Postoperative atrial fibrillation (POAF) following cardiac surgery is a common complication associated with longer hospital stays and higher healthcare resource utilization. Much of the current literature focuses on the short-term consequences of POAF while long-term morbidity and mortality are not as well described. To assess long-term morbidity and mortality associated with POAF following open-heart surgery. A retrospective study was conducted using the SWEDEHEART Swedish Cardiac Surgery Registry and several other Swedish national health registries. The study sample consisted of patients aged 55 to 90 years who underwent open-chest coronary artery bypass and/or valvular surgery between 2010 and 2019. Patients with a preoperative history of permanent or persistent AF were excluded. Patients who experienced POAF were compared with those who did not. Risk of recurrent AF, heart failure, chronic kidney disease, ischemic stroke, major bleed and mortality were compared between the cohorts. Outcomes were adjusted for differences in baseline demographics and clinical history using multivariable Cox regression. Data extraction was conducted by the Uppsala Clinical Research Center and the Swedish National Board of Health and Welfare. A total of 30,870 patients with a mean age of 69.9 years were included in the study, of which 10,136 (32.8%) patients composed the POAF group. The median follow-up was 4.6 years. After adjustment, patients who experienced POAF had a significantly higher risk of recurrent AF (HR 2.30; 95% CI 2.21, 2.41), heart failure (HR 1.17; 95% CI 1.10, 1.25), chronic kidney disease (HR 1.15; 95% CI 1.07, 1.24), all-cause mortality (HR 1.11; 95% CI 1.04, 1.18), and cardiovascular mortality (HR 1.16; 95% CI 1.06, 1.26).
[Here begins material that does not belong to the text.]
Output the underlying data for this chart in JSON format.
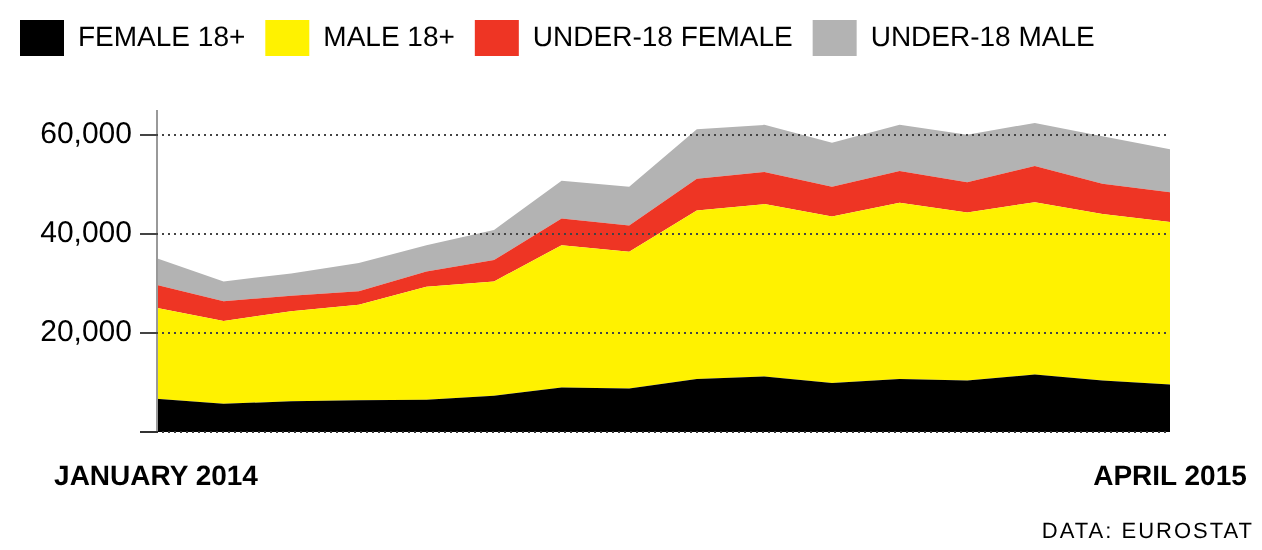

POAF was associated with a numerically higher risk of ischemic stroke (HR 1.07; 95% CI 0.96, 1.20) and major bleed (HR 1.11; 95% CI 0.98, 1.25), but these findings were not statistically significant. Over a median of 4.6 years of follow-up in Swedish cardiac surgery patients, POAF was associated with a statistically significantly higher risk of long-term recurrent AF, heart failure, chronic kidney disease, and all-cause and cardiovascular mortality.